BACKGROUND: With the increasing complexity and decreasing exposure to intracranial aneurysm surgery, training and maintenance of the surgical skills have become challenging. This review elaborated on simulation training for intracranial aneurysm clipping. METHODS: A systematic review was performed according to the PRISMA guidelines to identify studies on aneurysm clipping training using models and simulators. The primary outcome was the identification of the predominant modes of the simulation process, models, and training methods associated with a microsurgical learning curve. The secondary outcomes included assessments of the validation of such simulators and the learning capability from the use of such simulators. RESULTS: Of the 2068 articles screened, 26 studies met the inclusion criteria. The chosen reports used a wide range of simulation approaches including ex vivo methods (n = 6); virtual reality (VR) platforms (n = 11); and static (n = 6) and dynamic (n = 3) 3D-printed aneurysm models (n = 6). The ex vivo training methods have limited availability, VR simulators lack haptics and tactility, while 3D static models lack important microanatomical components and the simulation of blood flow. 3D dynamic models including pulsatile flow are reusable and cost-effective but miss microanatomical components.
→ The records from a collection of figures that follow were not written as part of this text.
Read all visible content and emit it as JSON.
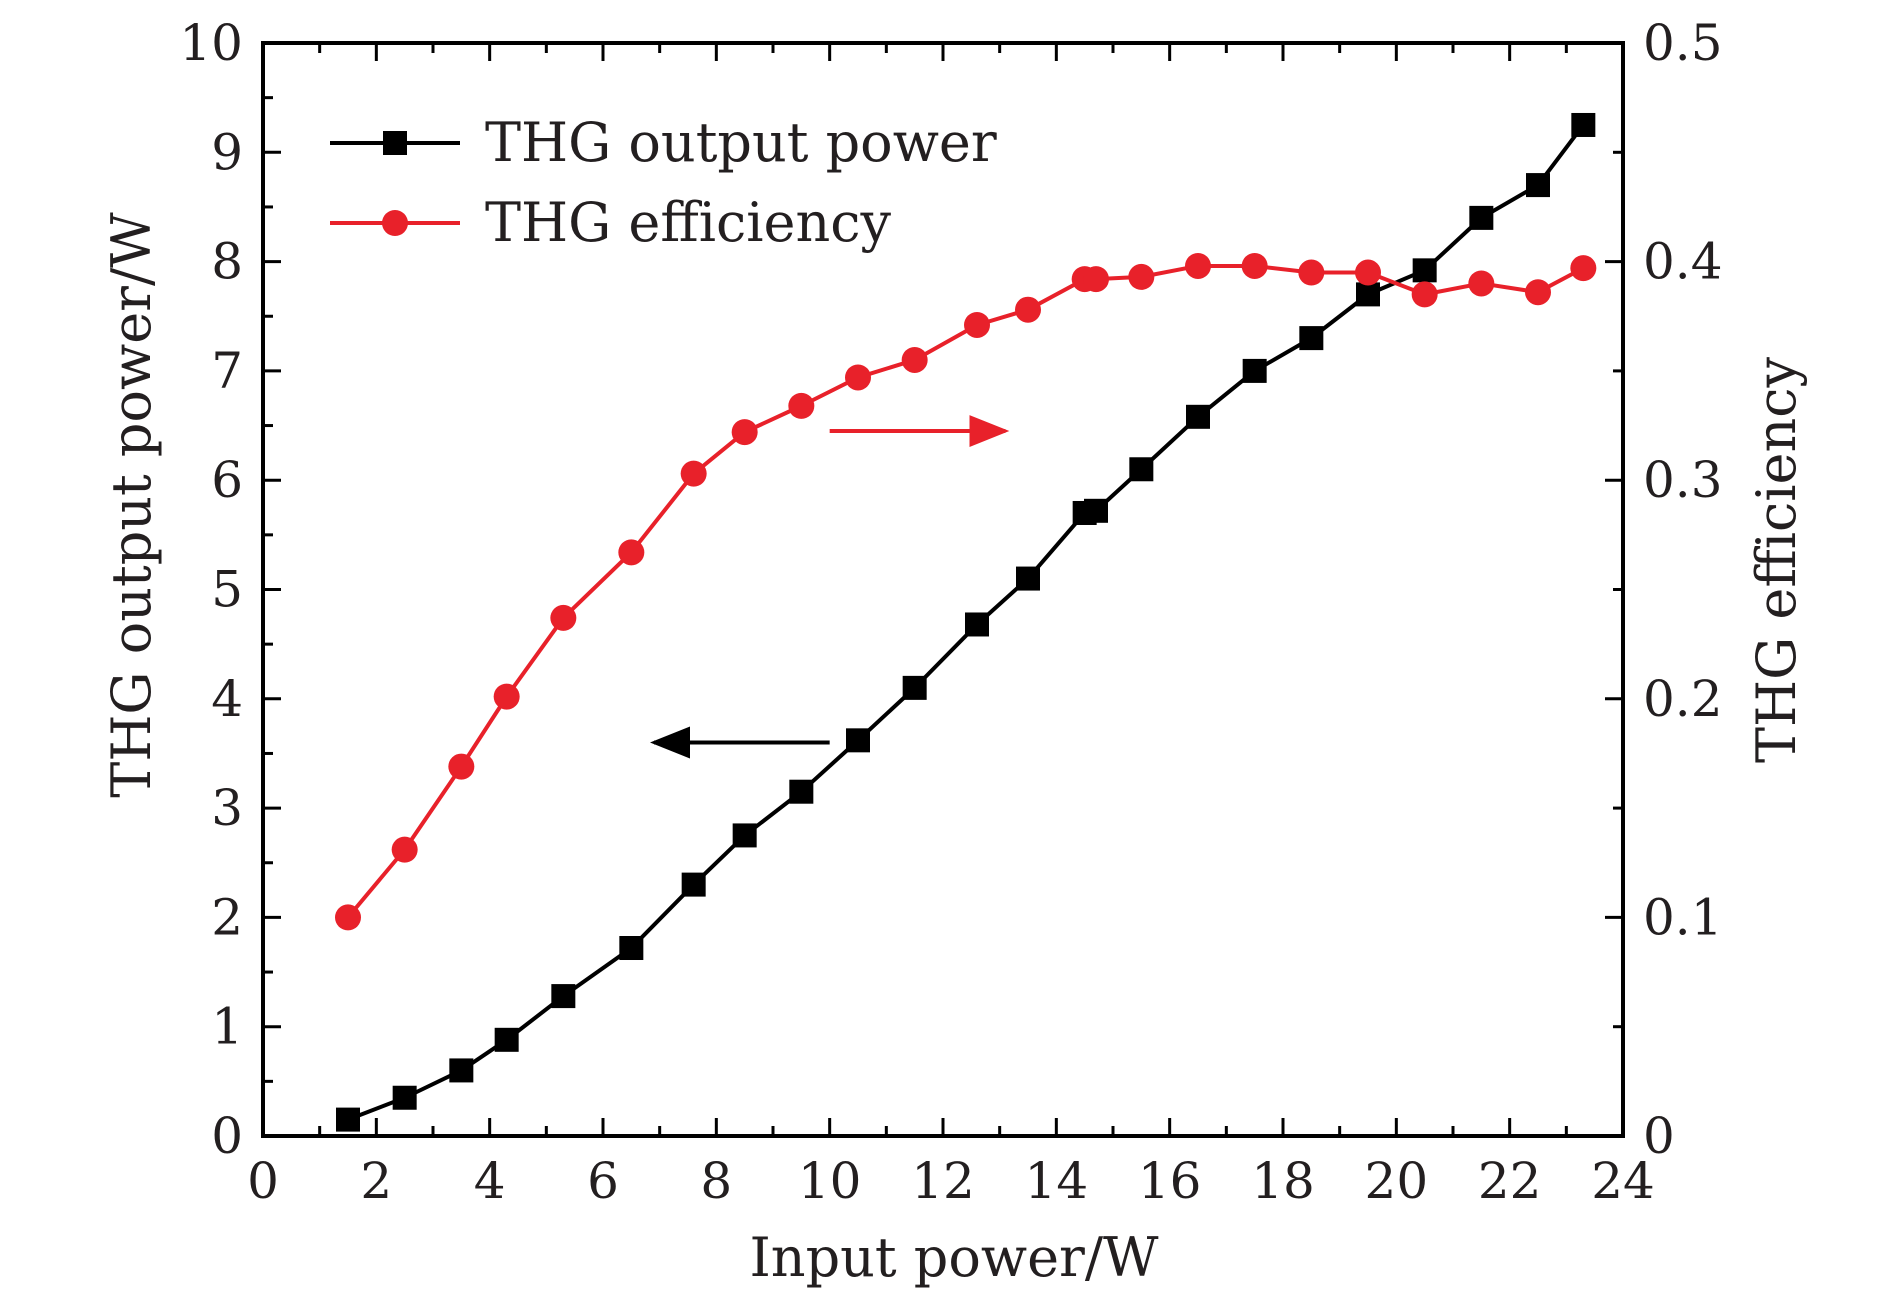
{
  "chart_data": {
    "type": "line",
    "title": "",
    "xlabel": "Input power/W",
    "ylabel": "THG output power/W",
    "y2label": "THG efficiency",
    "xlim": [
      0,
      24
    ],
    "ylim": [
      0,
      10
    ],
    "y2lim": [
      0,
      0.5
    ],
    "x_ticks": [
      0,
      2,
      4,
      6,
      8,
      10,
      12,
      14,
      16,
      18,
      20,
      22,
      24
    ],
    "y_ticks": [
      0,
      1,
      2,
      3,
      4,
      5,
      6,
      7,
      8,
      9,
      10
    ],
    "y2_ticks": [
      "0",
      "0.1",
      "0.2",
      "0.3",
      "0.4",
      "0.5"
    ],
    "grid": false,
    "legend_position": "top-left",
    "series": [
      {
        "name": "THG output power",
        "axis": "left",
        "color": "#000000",
        "marker": "square",
        "x": [
          1.5,
          2.5,
          3.5,
          4.3,
          5.3,
          6.5,
          7.6,
          8.5,
          9.5,
          10.5,
          11.5,
          12.6,
          13.5,
          14.5,
          14.7,
          15.5,
          16.5,
          17.5,
          18.5,
          19.5,
          20.5,
          21.5,
          22.5,
          23.3
        ],
        "values": [
          0.15,
          0.35,
          0.6,
          0.88,
          1.28,
          1.72,
          2.3,
          2.75,
          3.15,
          3.62,
          4.1,
          4.68,
          5.1,
          5.7,
          5.72,
          6.1,
          6.58,
          7.0,
          7.3,
          7.7,
          7.92,
          8.4,
          8.7,
          9.25
        ]
      },
      {
        "name": "THG efficiency",
        "axis": "right",
        "color": "#e8212a",
        "marker": "circle",
        "x": [
          1.5,
          2.5,
          3.5,
          4.3,
          5.3,
          6.5,
          7.6,
          8.5,
          9.5,
          10.5,
          11.5,
          12.6,
          13.5,
          14.5,
          14.7,
          15.5,
          16.5,
          17.5,
          18.5,
          19.5,
          20.5,
          21.5,
          22.5,
          23.3
        ],
        "values": [
          0.1,
          0.131,
          0.169,
          0.201,
          0.237,
          0.267,
          0.303,
          0.322,
          0.334,
          0.347,
          0.355,
          0.371,
          0.378,
          0.392,
          0.392,
          0.393,
          0.398,
          0.398,
          0.395,
          0.395,
          0.385,
          0.39,
          0.386,
          0.397
        ]
      }
    ],
    "annotations": [
      {
        "type": "arrow",
        "points_to": "left",
        "color": "#000000",
        "from": [
          10.0,
          3.6
        ],
        "to": [
          6.9,
          3.6
        ]
      },
      {
        "type": "arrow",
        "points_to": "right",
        "color": "#e8212a",
        "from": [
          10.0,
          6.45
        ],
        "to": [
          13.1,
          6.45
        ]
      }
    ]
  }
}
CONCLUSIONS: The existing training methods are heterogenous and do not realistically simulate the complete microsurgical workflow. The current simulations lack certain anatomical features and crucial surgical steps. Future research should focus on developing and validating a reusable, cost-effective training platform. No systematic validation method exists for the different training models, so there is a need to build homogenous assessment tools and validate the role of simulation in education and patient safety.
背景:随着颅内动脉瘤手术的复杂性不断增加,手术技能的培训和保持变得具有挑战性。本综述详细阐述了颅内动脉瘤夹闭的模拟训练。
方法:根据 PRISMA 指南进行系统综述,以确定使用模型和模拟器进行动脉瘤夹闭训练的研究。主要结果是确定模拟过程、模型和与显微手术学习曲线相关的培训方法的主要模式。次要结果包括评估此类模拟器的验证以及使用此类模拟器的学习能力。
结果:在筛选出的 2068 篇文章中,有 26 篇符合纳入标准。所选报告使用了广泛的模拟方法,包括离体方法(n=6);虚拟现实(VR)平台(n=11);以及静态(n=6)和动态(n=3)3D 打印动脉瘤模型(n=6)。离体培训方法的可用性有限,VR 模拟器缺乏触觉和触感,而 3D 静态模型缺乏重要的显微解剖成分和血流模拟。包括脉动流的 3D 动态模型可重复使用且具有成本效益,但缺少显微解剖成分。
结论:现有的培训方法具有异质性,不能真实模拟完整的显微手术流程。目前的模拟缺乏某些解剖特征和关键的手术步骤。未来的研究应集中在开发和验证一种可重复使用且具有成本效益的培训平台上。不同的培训模型没有系统的验证方法,因此需要建立同质的评估工具,并验证模拟在教育和患者安全中的作用。